In a recent interview with China News Service, Dong Ping, curator of the Museum of Tanshishan Historical Relics, said that the excavation and research of Tanshishan cultural relics set a good example for prehistoric culture in Fujian because it pushed the history of Fujian civilization back from 3,000 years to 5,000 years ago, proving Su Bingqi's theory on the pluralistic origin of Chinese civilization.
CNS: The Tanshishan site was selected among China's Top 100 Archaeological Discoveries of the Century. What kind of prehistoric cultural sites is it?
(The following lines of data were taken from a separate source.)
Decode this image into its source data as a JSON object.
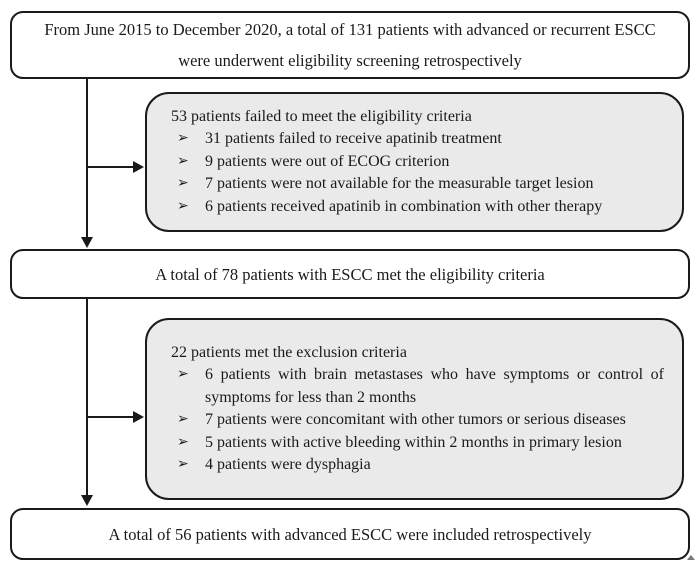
{
  "flowchart": {
    "top_box": {
      "text": "From June 2015 to December 2020, a total of 131 patients with advanced or recurrent ESCC were underwent eligibility screening retrospectively"
    },
    "exclusion_box_1": {
      "header": "53 patients failed to meet the eligibility criteria",
      "bullet_glyph": "➢",
      "items": [
        "31 patients failed to receive apatinib treatment",
        "9 patients were out of ECOG criterion",
        "7 patients were not available for the measurable target lesion",
        "6 patients received apatinib in combination with other therapy"
      ]
    },
    "middle_box": {
      "text": "A total of 78 patients with ESCC met the eligibility criteria"
    },
    "exclusion_box_2": {
      "header": "22 patients met the exclusion criteria",
      "bullet_glyph": "➢",
      "items": [
        "6 patients with brain metastases who have symptoms or control of symptoms for less than 2 months",
        "7 patients were concomitant with other tumors or serious diseases",
        "5 patients with active bleeding within 2 months in primary lesion",
        "4 patients were dysphagia"
      ]
    },
    "bottom_box": {
      "text": "A total of 56 patients with advanced ESCC were included retrospectively"
    },
    "colors": {
      "box_border": "#1a1a1a",
      "side_box_fill": "#eaeaea",
      "main_box_fill": "#ffffff",
      "arrow": "#1a1a1a",
      "text": "#1a1a1a"
    }
  }
}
Dong Ping: It is a site of cultural relics ranging from the Neolithic to the Bronze Age, discovered in 1954. It boasts an area of more than 30,000 square meters and well-preserved cultural artifacts.
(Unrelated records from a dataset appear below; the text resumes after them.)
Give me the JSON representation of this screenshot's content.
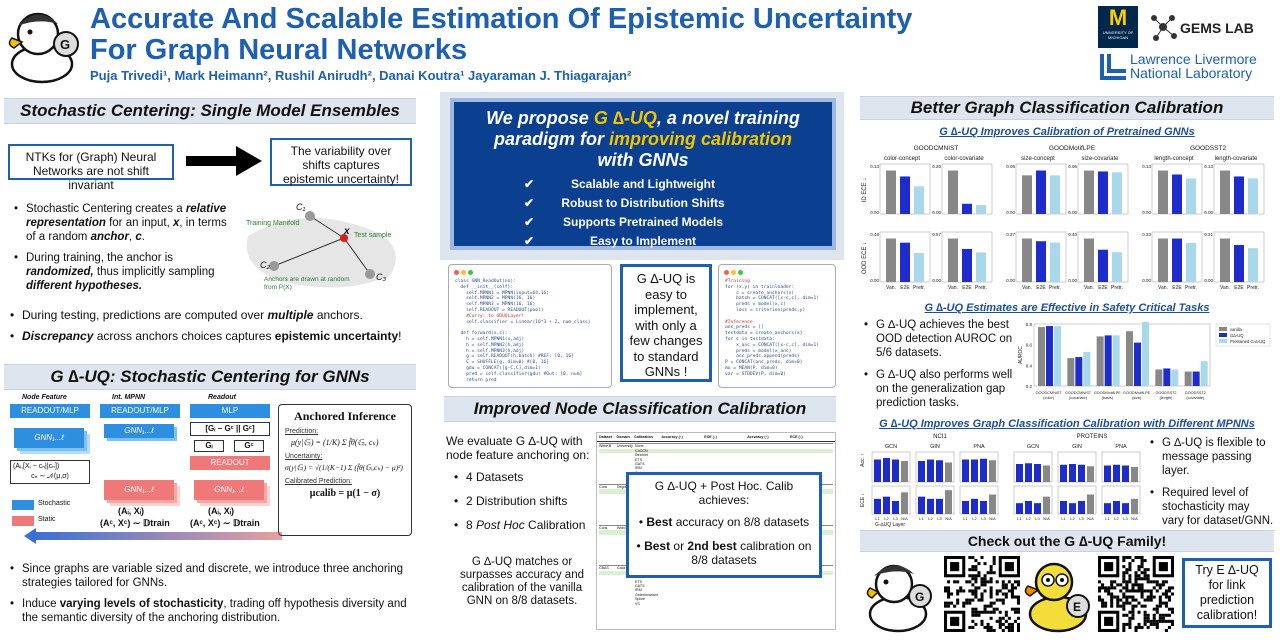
{
  "header": {
    "title_line1": "Accurate And Scalable Estimation Of Epistemic Uncertainty",
    "title_line2": "For Graph Neural Networks",
    "authors": "Puja Trivedi¹, Mark Heimann², Rushil Anirudh², Danai Koutra¹ Jayaraman J. Thiagarajan²",
    "logo_um": "M",
    "logo_um_sub": "UNIVERSITY OF MICHIGAN",
    "logo_gems": "GEMS LAB",
    "logo_llnl_1": "Lawrence Livermore",
    "logo_llnl_2": "National Laboratory"
  },
  "left": {
    "sec1_title": "Stochastic Centering:  Single Model Ensembles",
    "box_left": "NTKs for (Graph) Neural Networks are not shift invariant",
    "box_right": "The variability over shifts captures epistemic uncertainty!",
    "bullet1_a": "Stochastic Centering creates a ",
    "bullet1_b": "relative representation",
    "bullet1_c": " for an input, ",
    "bullet1_d": "x",
    "bullet1_e": ",  in terms of a random ",
    "bullet1_f": "anchor",
    "bullet1_g": ", ",
    "bullet1_h": "c",
    "bullet1_i": ".",
    "bullet2_a": "During training, the anchor is ",
    "bullet2_b": "randomized,",
    "bullet2_c": " thus implicitly sampling ",
    "bullet2_d": "different hypotheses.",
    "diag_training_manifold": "Training Manifold",
    "diag_test_sample": "Test sample",
    "diag_anchors": "Anchors are drawn at random from P(X)",
    "diag_c1": "C₁",
    "diag_c2": "C₂",
    "diag_c3": "C₃",
    "diag_x": "x",
    "bullet3_a": "During testing, predictions are computed over ",
    "bullet3_b": "multiple",
    "bullet3_c": " anchors.",
    "bullet4_a": "Discrepancy",
    "bullet4_b": " across anchors choices captures ",
    "bullet4_c": "epistemic uncertainty",
    "bullet4_d": "!",
    "sec2_title": "G ∆-UQ: Stochastic Centering for GNNs",
    "arch_node_feature": "Node Feature",
    "arch_int_mpnn": "Int. MPNN",
    "arch_readout": "Readout",
    "arch_readout_mlp": "READOUT/MLP",
    "arch_mlp": "MLP",
    "arch_gnn": "GNN₁...ℓ",
    "arch_readout2": "READOUT",
    "arch_legend_stochastic": "Stochastic",
    "arch_legend_static": "Static",
    "arch_formula_left": "(Aᵢ,[Xᵢ − cₙ||cₙ])",
    "arch_formula_mu": "cₙ ∼ 𝒩(μ,σ)",
    "arch_formula_ai_xi": "(Aᵢ, Xᵢ)",
    "arch_formula_train": "(Aᶜ, Xᶜ) ∼ 𝔻train",
    "arch_gcat": "[Gᵢ − Gᶜ || Gᶜ]",
    "arch_gi": "Gᵢ",
    "arch_gc": "Gᶜ",
    "inf_title": "Anchored Inference",
    "inf_prediction": "Prediction:",
    "inf_pred_formula": "μ(y|𝔾ᵢ) = (1/K) Σ f̂θ(𝔾ᵢ, cₖ)",
    "inf_uncertainty": "Uncertainty:",
    "inf_unc_formula": "σ(y|𝔾ᵢ) = √(1/(K−1) Σ (f̂θ(𝔾ᵢ,cₖ) − μ)²)",
    "inf_calibrated": "Calibrated Prediction:",
    "inf_calib_formula": "μcalib = μ(1 − σ)",
    "bullet5": "Since graphs are variable sized and discrete, we introduce three anchoring strategies tailored for GNNs.",
    "bullet6_a": "Induce ",
    "bullet6_b": "varying levels of stochasticity",
    "bullet6_c": ", trading off hypothesis diversity and the semantic diversity of the anchoring distribution."
  },
  "middle": {
    "hero_1": "We propose ",
    "hero_2": "G ∆-UQ",
    "hero_3": ", a novel training",
    "hero_4": "paradigm for ",
    "hero_5": "improving calibration",
    "hero_6": "with GNNs",
    "checks": [
      "Scalable and Lightweight",
      "Robust to Distribution Shifts",
      "Supports Pretrained Models",
      "Easy to Implement"
    ],
    "check_mark": "✔",
    "easy_box": "G ∆-UQ is easy to implement, with only a few changes to standard GNNs !",
    "code_left": [
      "class GNN_ReadOut(nn):",
      "  def __init__(self):",
      "    self.MPNN1 = MPNN(input=64,16)",
      "    self.MPNN2 = MPNN(16, 16)",
      "    self.MPNN3 = MPNN(16, 16)",
      "    self.READOUT = READOUT(pool)",
      "    #Carry: to GDUQLayer!",
      "    self.classifier = Linear(16*3 + 2, num_class)",
      "",
      "  def forward(x,c):",
      "    h = self.MPNN1(x,adj)",
      "    h = self.MPNN2(h,adj)",
      "    h = self.MPNN3(h,adj)",
      "    g = self.READOUT(h,batch) #REF: [0, 16]",
      "    C = SHUFFLE(g, dim=0) #[0, 16]",
      "    gdu = CONCAT([g-C,C],dim=1)",
      "    pred = self.classifier(gdu) #Out: [0, num]",
      "    return pred"
    ],
    "code_right": [
      "#Training",
      "for (x,y) in trainloader:",
      "    c = create_anchors(x)",
      "    batch = CONCAT([x-c,c], dim=1)",
      "    preds = model(x,c)",
      "    loss = criterion(preds,y)",
      "",
      "#Inference",
      "anc_preds = []",
      "testdata = create_anchors(x)",
      "for c in testdata:",
      "    x_anc = CONCAT([x-c,c], dim=1)",
      "    preds = model(x_anc)",
      "    anc_preds.append(preds)",
      "P = CONCAT(anc_preds, dim=0)",
      "mu = MEAN(P, dim=0)",
      "var = STDDEV(P, dim=0)"
    ],
    "sec_title": "Improved Node Classification Calibration",
    "eval_text": "We evaluate G ∆-UQ with node feature anchoring on:",
    "eval_bullets": [
      "4 Datasets",
      "2 Distribution shifts",
      "8 Post Hoc Calibration"
    ],
    "eval_bullet3_a": "8 ",
    "eval_bullet3_b": "Post Hoc",
    "eval_bullet3_c": " Calibration",
    "match_text": "G ∆-UQ matches or surpasses accuracy and calibration of the vanilla GNN on 8/8 datasets.",
    "overlay_title": "G ∆-UQ + Post Hoc. Calib achieves:",
    "overlay_b1_a": "Best",
    "overlay_b1_b": " accuracy on 8/8 datasets",
    "overlay_b2_a": "Best",
    "overlay_b2_b": " or ",
    "overlay_b2_c": "2nd best",
    "overlay_b2_d": " calibration on 8/8  datasets",
    "table_col_headers": [
      "Dataset",
      "Domain",
      "Calibration",
      "Accuracy (↑)",
      "ECE (↓)",
      "Accuracy (↑)",
      "ECE (↓)"
    ],
    "table_datasets": [
      "WebKB",
      "Cora",
      "Cora",
      "CBAS"
    ],
    "table_domains": [
      "University",
      "Degree",
      "Word",
      "Color"
    ],
    "table_methods": [
      "None",
      "CaGCN",
      "Dirichlet",
      "ETS",
      "GATS",
      "IRM",
      "Orderinvariant",
      "Spline",
      "VS"
    ]
  },
  "right": {
    "sec_title": "Better Graph Classification Calibration",
    "sub1": "G ∆-UQ Improves Calibration of Pretrained GNNs",
    "groups": [
      {
        "name": "GOODCMNIST",
        "left": "color-concept",
        "right": "color-covariate"
      },
      {
        "name": "GOODMotifLPE",
        "left": "size-concept",
        "right": "size-covariate"
      },
      {
        "name": "GOODSST2",
        "left": "length-concept",
        "right": "length-covariate"
      }
    ],
    "ylabel_id": "ID ECE ↓",
    "ylabel_ood": "OOD ECE ↓",
    "xticks": [
      "Van.",
      "E2E",
      "Pretr."
    ],
    "sub2": "G ∆-UQ Estimates are Effective in Safety Critical Tasks",
    "safety_b1": "G ∆-UQ achieves the best OOD detection AUROC on 5/6 datasets.",
    "safety_b2": "G ∆-UQ also performs well on the generalization gap prediction tasks.",
    "auroc_ylabel": "AUROC",
    "auroc_legend": [
      "vanilla",
      "G∆-UQ",
      "Pretrained G-∆-UQ"
    ],
    "auroc_categories": [
      "GOODCMNIST (color)",
      "GOODCMNIST (covariate)",
      "GOODMotifLPE (basis)",
      "GOODMotifLPE (size)",
      "GOODSST2 (length)",
      "GOODSST2 (covariate)"
    ],
    "sub3": "G ∆-UQ Improves Graph Classification Calibration with Different MPNNs",
    "mpnn_datasets": [
      "NCI1",
      "PROTEINS"
    ],
    "mpnn_models": [
      "GCN",
      "GIN",
      "PNA"
    ],
    "mpnn_acc": "Acc. ↑",
    "mpnn_ece": "ECE ↓",
    "mpnn_xlabel": "G-∆UQ Layer",
    "mpnn_xticks": [
      "L1",
      "L2",
      "L3",
      "N/A"
    ],
    "mpnn_b1": "G ∆-UQ is flexible to message passing layer.",
    "mpnn_b2": "Required level of stochasticity may vary for dataset/GNN.",
    "family_title": "Check out the G ∆-UQ Family!",
    "try_box": "Try E ∆-UQ for link prediction calibration!",
    "duck_badge_1": "G",
    "duck_badge_2": "E"
  },
  "chart_data": [
    {
      "type": "bar",
      "title": "GOODCMNIST",
      "panels": [
        {
          "name": "color-concept",
          "categories": [
            "Van.",
            "E2E",
            "Pretr."
          ],
          "id_ece": [
            0.11,
            0.095,
            0.07
          ],
          "ood_ece": [
            0.42,
            0.38,
            0.28
          ]
        },
        {
          "name": "color-covariate",
          "categories": [
            "Van.",
            "E2E",
            "Pretr."
          ],
          "id_ece": [
            0.17,
            0.04,
            0.035
          ],
          "ood_ece": [
            0.5,
            0.38,
            0.34
          ]
        }
      ]
    },
    {
      "type": "bar",
      "title": "GOODMotifLPE",
      "panels": [
        {
          "name": "size-concept",
          "categories": [
            "Van.",
            "E2E",
            "Pretr."
          ],
          "id_ece": [
            0.04,
            0.045,
            0.04
          ],
          "ood_ece": [
            0.32,
            0.3,
            0.29
          ]
        },
        {
          "name": "size-covariate",
          "categories": [
            "Van.",
            "E2E",
            "Pretr."
          ],
          "id_ece": [
            0.048,
            0.047,
            0.046
          ],
          "ood_ece": [
            0.35,
            0.26,
            0.24
          ]
        }
      ]
    },
    {
      "type": "bar",
      "title": "GOODSST2",
      "panels": [
        {
          "name": "length-concept",
          "categories": [
            "Van.",
            "E2E",
            "Pretr."
          ],
          "id_ece": [
            0.11,
            0.1,
            0.09
          ],
          "ood_ece": [
            0.29,
            0.29,
            0.26
          ]
        },
        {
          "name": "length-covariate",
          "categories": [
            "Van.",
            "E2E",
            "Pretr."
          ],
          "id_ece": [
            0.11,
            0.095,
            0.09
          ],
          "ood_ece": [
            0.27,
            0.23,
            0.21
          ]
        }
      ]
    },
    {
      "type": "bar",
      "ylabel": "AUROC",
      "categories": [
        "GOODCMNIST (color)",
        "GOODCMNIST (covariate)",
        "GOODMotifLPE (basis)",
        "GOODMotifLPE (size)",
        "GOODSST2 (length)",
        "GOODSST2 (covariate)"
      ],
      "series": [
        {
          "name": "vanilla",
          "values": [
            0.77,
            0.47,
            0.68,
            0.73,
            0.36,
            0.34
          ]
        },
        {
          "name": "G∆-UQ",
          "values": [
            0.78,
            0.48,
            0.69,
            0.62,
            0.37,
            0.34
          ]
        },
        {
          "name": "Pretrained G-∆-UQ",
          "values": [
            0.78,
            0.53,
            0.69,
            0.82,
            0.36,
            0.44
          ]
        }
      ],
      "ylim": [
        0.2,
        0.8
      ],
      "colors": [
        "#888888",
        "#1f2ccc",
        "#a8d8ea"
      ]
    },
    {
      "type": "bar",
      "xlabel": "G-∆UQ Layer",
      "categories": [
        "L1",
        "L2",
        "L3",
        "N/A"
      ],
      "panels": [
        {
          "dataset": "NCI1",
          "model": "GCN",
          "acc": [
            0.8,
            0.82,
            0.8,
            0.78
          ],
          "ece": [
            0.07,
            0.08,
            0.06,
            0.1
          ]
        },
        {
          "dataset": "NCI1",
          "model": "GIN",
          "acc": [
            0.78,
            0.8,
            0.79,
            0.76
          ],
          "ece": [
            0.08,
            0.07,
            0.07,
            0.11
          ]
        },
        {
          "dataset": "NCI1",
          "model": "PNA",
          "acc": [
            0.8,
            0.8,
            0.81,
            0.79
          ],
          "ece": [
            0.06,
            0.07,
            0.06,
            0.09
          ]
        },
        {
          "dataset": "PROTEINS",
          "model": "GCN",
          "acc": [
            0.74,
            0.75,
            0.74,
            0.72
          ],
          "ece": [
            0.05,
            0.06,
            0.05,
            0.08
          ]
        },
        {
          "dataset": "PROTEINS",
          "model": "GIN",
          "acc": [
            0.73,
            0.74,
            0.73,
            0.71
          ],
          "ece": [
            0.06,
            0.05,
            0.06,
            0.09
          ]
        },
        {
          "dataset": "PROTEINS",
          "model": "PNA",
          "acc": [
            0.72,
            0.73,
            0.72,
            0.7
          ],
          "ece": [
            0.05,
            0.06,
            0.05,
            0.07
          ]
        }
      ]
    }
  ],
  "colors": {
    "title_blue": "#1d5fb0",
    "hero_bg": "#0b3f8f",
    "gold": "#f2c400",
    "vanilla": "#888888",
    "gduq": "#1f2ccc",
    "pretr": "#a8d8ea",
    "stochastic": "#2e8ee0",
    "static": "#f07878"
  }
}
So far, nearly 100 burials have been found, along with other cultural relics, such as pottery kilns, trenches, ash pit, and a large number of valuable cultural artifacts. Among them, as the Neolithic culture contained in these artifacts has local characteristics, the archaeological community has named it Tanshishan culture, distributed mainly in the lower reaches of the Minjiang River and Fujina's eastern coastal areas.
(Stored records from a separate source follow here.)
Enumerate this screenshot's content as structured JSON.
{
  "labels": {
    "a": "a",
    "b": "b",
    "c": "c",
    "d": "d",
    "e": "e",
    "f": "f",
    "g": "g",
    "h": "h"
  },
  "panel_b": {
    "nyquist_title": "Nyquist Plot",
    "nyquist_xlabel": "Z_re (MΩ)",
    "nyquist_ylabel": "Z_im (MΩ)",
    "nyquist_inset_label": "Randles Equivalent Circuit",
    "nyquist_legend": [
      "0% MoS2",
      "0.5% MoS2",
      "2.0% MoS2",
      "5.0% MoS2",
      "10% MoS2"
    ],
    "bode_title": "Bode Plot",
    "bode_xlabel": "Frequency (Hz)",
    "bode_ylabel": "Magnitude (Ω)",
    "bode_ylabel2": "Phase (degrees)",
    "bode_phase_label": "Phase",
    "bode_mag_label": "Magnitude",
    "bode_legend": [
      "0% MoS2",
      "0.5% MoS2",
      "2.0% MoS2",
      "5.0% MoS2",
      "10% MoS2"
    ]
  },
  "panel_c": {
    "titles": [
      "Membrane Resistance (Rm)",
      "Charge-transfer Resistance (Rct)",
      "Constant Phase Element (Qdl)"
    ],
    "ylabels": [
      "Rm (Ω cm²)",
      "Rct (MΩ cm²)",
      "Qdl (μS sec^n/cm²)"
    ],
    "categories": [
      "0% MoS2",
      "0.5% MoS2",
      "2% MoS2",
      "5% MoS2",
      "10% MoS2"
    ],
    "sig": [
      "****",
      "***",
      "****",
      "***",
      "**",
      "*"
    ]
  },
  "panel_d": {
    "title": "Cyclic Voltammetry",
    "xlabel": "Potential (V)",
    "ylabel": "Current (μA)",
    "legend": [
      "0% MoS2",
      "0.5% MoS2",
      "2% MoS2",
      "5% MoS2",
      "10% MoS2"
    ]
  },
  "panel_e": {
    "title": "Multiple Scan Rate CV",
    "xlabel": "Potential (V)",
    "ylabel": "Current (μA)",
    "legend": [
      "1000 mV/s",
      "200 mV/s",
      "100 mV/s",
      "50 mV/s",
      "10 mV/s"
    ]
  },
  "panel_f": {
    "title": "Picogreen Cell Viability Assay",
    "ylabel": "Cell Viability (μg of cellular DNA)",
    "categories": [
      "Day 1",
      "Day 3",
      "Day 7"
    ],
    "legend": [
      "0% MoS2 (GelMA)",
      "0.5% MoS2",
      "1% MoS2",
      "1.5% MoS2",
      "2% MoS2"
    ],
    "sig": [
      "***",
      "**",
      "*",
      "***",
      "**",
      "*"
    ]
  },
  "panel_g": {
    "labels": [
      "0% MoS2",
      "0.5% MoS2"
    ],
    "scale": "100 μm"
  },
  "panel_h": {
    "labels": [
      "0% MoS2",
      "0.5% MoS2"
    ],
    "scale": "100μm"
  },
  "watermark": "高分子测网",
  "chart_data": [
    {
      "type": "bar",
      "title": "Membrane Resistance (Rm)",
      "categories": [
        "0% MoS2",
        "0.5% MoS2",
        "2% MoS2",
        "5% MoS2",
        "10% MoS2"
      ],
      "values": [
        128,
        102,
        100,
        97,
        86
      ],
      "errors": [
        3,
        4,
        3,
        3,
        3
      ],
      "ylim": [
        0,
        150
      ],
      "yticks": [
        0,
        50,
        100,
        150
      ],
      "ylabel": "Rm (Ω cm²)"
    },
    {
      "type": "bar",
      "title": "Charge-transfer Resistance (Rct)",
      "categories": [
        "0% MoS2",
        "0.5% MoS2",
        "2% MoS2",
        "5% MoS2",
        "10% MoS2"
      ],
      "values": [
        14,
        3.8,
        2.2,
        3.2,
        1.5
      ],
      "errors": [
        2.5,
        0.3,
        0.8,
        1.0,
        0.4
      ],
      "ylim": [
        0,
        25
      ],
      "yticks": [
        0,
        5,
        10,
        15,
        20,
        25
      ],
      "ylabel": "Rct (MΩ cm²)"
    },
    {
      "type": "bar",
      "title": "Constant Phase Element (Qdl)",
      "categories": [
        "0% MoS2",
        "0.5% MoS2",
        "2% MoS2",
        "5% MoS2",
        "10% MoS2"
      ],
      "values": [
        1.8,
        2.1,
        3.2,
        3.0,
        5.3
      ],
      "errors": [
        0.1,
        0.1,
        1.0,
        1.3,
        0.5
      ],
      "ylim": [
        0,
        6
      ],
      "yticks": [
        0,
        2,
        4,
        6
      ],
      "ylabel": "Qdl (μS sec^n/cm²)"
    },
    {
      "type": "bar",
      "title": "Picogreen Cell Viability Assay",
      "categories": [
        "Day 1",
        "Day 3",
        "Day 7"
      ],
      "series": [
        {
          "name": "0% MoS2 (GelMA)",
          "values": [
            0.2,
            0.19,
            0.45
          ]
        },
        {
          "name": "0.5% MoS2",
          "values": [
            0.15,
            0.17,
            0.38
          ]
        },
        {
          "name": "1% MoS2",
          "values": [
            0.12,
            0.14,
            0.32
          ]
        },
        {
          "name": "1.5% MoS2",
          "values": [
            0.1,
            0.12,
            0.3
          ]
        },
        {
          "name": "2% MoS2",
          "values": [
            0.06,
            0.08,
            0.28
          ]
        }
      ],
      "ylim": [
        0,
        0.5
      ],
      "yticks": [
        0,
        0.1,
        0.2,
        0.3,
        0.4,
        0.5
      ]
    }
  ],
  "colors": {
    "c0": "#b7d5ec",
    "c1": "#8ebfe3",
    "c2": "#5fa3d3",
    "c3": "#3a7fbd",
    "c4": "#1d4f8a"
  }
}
Five thousand years ago, the ancestors of the Tanshishan culture, centered on the lower reaches of the Minjiang River, broke through brambles and thorns to reclaim the wasteland; picked shells from the seashore; hunted deer in the mountains and forests; farmed and grazed; made pottery and weaving; and strived for a new home, creating the first of the humanistic lineage of Min districts. Moreover, with the expanded exploration of the ocean, its people traveled cross-strait, thus becoming one of the important origins of the Austronesian cultures.
In 2001, The site was approved by the State Council among the fifth group of national key sites for protecting cultural relics. As for the history of archaeological development in Fujian, the excavation of the Tanshishan site opened the first chapter of archaeology in Fujian in the New China. It is the Fujian prehistoric site with the largest excavated area and number of relics.